I'd like to bring up the discussion about implementation details of
https://issues.apache.org/jira/browse/IGNITE-6937 about
support of SELECT FOR UPDATE statements as a part of overall activity
on transactional SQL.

That kind of statements allows the user proactively obtain row level
locks for the records that they may (or may not) want to
update in further statements of the same transaction.

Suggested general approach to implementation is as follows:

- Perform two-step SELECT as usual (e.g. split, map, reduce stages), BUT
- Map nodes start giving away their first result pages for such query
only after they have traversed whole their result set
and have obtained locks for all keys corresponding to selected rows
(e.g. rows matching WHERE clause).

I've made some research on how some RDBMSs behave (MySQL, Oracle, Pg)
and found that they all also consider SELECT FOR UPDATE
finished and give away its result set only after all locks have been
acquired, so in general suggested strategy is similar to
what other databases do. Alas, everyone concerned is welcome to share
their views on how this feature could work in Ignite - as well as on
some stuff stated below. These are some caveats that I'd like to
discuss in addition to overall approach.

First: should we allow GROUP BY clause in SELECT FOR UPDATE? Oracle
and Pg do not support it in any way, while MySQL does.

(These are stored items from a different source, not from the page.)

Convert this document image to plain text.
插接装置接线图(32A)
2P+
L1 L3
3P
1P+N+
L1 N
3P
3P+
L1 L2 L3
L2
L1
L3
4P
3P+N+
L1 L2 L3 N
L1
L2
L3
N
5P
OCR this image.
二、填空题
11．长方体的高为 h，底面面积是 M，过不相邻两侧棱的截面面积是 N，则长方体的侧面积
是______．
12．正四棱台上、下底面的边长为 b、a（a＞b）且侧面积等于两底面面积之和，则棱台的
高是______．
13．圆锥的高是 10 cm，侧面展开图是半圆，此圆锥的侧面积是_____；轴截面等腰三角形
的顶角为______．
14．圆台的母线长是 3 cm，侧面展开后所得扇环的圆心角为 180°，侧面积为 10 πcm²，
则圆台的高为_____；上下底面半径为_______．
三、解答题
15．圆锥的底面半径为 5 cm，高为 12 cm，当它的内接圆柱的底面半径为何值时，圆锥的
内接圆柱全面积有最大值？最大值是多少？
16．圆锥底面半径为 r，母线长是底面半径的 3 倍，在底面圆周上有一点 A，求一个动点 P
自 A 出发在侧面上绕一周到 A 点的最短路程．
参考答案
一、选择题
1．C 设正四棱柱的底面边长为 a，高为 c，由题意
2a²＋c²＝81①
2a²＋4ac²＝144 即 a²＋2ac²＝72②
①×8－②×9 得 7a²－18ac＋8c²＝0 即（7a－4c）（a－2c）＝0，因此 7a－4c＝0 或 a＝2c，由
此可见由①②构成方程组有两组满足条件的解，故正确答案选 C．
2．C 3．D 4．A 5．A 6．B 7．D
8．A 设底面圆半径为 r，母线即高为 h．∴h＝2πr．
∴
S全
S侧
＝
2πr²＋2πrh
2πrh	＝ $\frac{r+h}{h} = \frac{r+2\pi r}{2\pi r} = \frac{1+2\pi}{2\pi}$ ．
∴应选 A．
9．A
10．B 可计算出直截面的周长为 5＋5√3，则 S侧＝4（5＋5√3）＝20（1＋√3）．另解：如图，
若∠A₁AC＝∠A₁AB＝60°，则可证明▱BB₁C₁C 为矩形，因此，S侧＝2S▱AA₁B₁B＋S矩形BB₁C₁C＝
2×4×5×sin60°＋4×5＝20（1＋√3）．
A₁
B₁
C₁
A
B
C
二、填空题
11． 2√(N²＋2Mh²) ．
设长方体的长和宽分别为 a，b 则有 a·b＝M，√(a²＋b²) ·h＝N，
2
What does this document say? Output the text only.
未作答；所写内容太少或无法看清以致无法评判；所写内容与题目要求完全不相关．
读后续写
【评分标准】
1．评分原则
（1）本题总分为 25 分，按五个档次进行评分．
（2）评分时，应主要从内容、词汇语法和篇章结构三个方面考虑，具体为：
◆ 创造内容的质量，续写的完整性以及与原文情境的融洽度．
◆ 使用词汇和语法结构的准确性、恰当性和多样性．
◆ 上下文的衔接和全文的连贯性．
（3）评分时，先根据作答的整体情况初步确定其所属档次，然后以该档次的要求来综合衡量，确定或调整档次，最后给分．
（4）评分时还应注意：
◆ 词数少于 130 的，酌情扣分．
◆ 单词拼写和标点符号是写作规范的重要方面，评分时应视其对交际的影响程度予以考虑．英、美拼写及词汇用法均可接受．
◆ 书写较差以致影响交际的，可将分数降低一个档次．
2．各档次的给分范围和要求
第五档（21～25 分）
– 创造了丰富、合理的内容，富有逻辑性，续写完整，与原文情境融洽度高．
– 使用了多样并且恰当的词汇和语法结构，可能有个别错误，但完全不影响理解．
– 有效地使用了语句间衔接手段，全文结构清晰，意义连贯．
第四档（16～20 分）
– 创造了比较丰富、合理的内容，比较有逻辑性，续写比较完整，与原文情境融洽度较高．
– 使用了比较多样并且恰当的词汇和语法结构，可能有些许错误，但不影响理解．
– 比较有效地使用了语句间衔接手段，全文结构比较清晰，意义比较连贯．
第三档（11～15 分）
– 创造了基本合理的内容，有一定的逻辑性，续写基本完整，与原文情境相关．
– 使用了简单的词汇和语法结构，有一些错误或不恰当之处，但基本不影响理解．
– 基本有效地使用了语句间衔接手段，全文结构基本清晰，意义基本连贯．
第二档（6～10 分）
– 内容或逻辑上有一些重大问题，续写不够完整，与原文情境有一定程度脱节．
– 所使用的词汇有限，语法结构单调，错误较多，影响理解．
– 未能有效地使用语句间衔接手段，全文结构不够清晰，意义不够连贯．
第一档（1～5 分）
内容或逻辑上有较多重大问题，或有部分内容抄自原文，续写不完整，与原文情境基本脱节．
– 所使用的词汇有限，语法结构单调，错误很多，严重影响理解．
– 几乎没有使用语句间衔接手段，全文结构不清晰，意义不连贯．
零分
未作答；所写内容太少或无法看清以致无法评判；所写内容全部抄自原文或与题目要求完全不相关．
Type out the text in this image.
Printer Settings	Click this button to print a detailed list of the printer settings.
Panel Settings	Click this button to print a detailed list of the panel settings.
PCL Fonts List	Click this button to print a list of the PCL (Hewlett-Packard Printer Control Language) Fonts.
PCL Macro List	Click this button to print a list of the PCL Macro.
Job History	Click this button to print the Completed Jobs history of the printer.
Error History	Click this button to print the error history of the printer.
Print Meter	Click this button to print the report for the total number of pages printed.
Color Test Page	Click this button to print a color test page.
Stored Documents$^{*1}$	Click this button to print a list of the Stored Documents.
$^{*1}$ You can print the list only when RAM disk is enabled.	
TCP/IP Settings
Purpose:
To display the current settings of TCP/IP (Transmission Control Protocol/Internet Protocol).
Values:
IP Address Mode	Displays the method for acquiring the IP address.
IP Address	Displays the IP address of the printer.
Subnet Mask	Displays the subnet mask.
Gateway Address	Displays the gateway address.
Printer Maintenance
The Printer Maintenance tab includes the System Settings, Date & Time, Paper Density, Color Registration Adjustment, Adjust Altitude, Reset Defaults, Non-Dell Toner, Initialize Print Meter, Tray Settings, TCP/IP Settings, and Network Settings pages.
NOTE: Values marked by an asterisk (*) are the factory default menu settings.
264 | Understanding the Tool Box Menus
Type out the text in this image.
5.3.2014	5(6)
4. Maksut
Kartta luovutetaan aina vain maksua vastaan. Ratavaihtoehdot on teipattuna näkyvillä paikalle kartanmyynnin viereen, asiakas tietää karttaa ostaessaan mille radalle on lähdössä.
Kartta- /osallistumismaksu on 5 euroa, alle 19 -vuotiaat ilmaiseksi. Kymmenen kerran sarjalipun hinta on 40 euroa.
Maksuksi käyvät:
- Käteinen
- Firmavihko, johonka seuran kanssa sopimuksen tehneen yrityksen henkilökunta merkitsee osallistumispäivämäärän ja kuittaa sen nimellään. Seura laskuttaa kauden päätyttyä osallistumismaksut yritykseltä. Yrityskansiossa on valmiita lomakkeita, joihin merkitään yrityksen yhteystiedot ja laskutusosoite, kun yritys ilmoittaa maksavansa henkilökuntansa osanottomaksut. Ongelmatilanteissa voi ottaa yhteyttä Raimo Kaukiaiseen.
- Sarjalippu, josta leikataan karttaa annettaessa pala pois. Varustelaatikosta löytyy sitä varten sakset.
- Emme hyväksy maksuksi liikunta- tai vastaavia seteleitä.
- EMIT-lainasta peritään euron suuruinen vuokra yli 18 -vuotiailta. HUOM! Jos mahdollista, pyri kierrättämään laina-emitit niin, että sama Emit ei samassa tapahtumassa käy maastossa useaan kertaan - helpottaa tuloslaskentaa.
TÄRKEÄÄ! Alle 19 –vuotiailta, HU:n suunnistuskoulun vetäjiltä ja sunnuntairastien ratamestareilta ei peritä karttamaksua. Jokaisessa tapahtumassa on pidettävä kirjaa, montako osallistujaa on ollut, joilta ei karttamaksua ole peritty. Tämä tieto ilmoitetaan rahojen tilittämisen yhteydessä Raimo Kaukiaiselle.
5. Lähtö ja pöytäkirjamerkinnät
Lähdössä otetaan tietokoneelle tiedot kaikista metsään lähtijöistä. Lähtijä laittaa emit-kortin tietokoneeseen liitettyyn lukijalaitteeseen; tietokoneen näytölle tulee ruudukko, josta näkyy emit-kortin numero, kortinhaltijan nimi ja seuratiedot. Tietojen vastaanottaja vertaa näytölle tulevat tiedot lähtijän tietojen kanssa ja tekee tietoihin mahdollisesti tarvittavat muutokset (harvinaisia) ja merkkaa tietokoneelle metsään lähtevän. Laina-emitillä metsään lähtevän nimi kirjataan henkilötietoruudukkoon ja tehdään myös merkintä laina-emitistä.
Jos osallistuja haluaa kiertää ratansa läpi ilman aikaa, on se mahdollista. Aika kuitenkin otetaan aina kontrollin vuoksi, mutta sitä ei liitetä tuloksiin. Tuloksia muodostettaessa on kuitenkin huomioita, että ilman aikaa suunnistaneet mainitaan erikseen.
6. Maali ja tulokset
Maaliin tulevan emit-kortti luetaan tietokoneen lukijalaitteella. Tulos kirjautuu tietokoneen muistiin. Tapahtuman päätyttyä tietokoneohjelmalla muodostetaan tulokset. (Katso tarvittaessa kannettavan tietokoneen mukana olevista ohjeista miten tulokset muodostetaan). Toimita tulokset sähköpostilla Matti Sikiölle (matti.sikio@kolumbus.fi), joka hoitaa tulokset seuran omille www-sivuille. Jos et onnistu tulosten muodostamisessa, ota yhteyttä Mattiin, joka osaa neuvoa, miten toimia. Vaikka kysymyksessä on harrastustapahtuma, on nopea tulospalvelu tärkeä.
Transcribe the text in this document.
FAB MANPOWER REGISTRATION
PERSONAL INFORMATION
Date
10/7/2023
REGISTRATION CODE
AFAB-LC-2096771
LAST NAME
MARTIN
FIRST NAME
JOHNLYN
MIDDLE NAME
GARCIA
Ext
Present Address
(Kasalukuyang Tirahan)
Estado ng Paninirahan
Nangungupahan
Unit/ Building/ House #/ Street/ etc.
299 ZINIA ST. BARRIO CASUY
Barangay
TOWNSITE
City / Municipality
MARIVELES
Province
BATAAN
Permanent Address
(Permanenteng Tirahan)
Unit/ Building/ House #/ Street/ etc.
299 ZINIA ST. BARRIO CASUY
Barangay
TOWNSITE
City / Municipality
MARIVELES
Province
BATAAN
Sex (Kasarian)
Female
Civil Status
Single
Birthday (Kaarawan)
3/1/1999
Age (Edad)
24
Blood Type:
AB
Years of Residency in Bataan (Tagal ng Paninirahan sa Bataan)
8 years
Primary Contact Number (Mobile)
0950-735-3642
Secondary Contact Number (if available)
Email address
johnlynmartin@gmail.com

Second: should we allow JOIN clause in SELECT FOR UPDATE? All
mentioned major vendors support it, but with Ignite implementation
likely
will not be straightforward - this has to do with pt. 3.

Third: in general case, how do we detect *keys* that we should lock?
Consider following statement: SELECT name FROM person FOR UPDATE.
This query does not mention table key at all. Moreover, if we have
JOIN clause in the query, it is concerned with more than one table
(=cache), thus making it even harder to detect which keys we should
lock. Suggested solution is as follows: on split stage,
append to MAP query key columns for all concerned tables (i.e. SELECT
a.name, b.surname from a join b will become
SELECT a.name, b.surname, a._key, b._key) - with that done, we'll
definitely be able to lock everything we need on MAP nodes.

Fourth: should we allow LIMIT clause in SELECT FOR UPDATE? In general,
RDBMS vendors do not recommend combining LIMIT with
SELECT FOR UPDATE. First, this is because LIMIT results are subject to
ordering, and in this case it's harder to predict what records
will be locked after all. Second, some vendors state that they lock
not just what LIMIT yields, but also *everything before it* - say,
if your SELECT returns 100 records and you apply LIMIT 50,60, then all
first 60 records will be locked even if you don't need first 50.
Moreover, in case of Ignite, any LIMIT will make query need merge
table, all data will have to be copied to reduce node first,
yadda yadda yadda, and we won't be able to actually lock anything
until all data is on reduce node. See pt. 5 for more on this.

Fifth: in fact, above question stands for all cases when we need merge
table: how things should work when we have to pull all data to
reduce node prior to actually filtering anything? Should we aim to
support such cases in SELECT FOR UPDATE?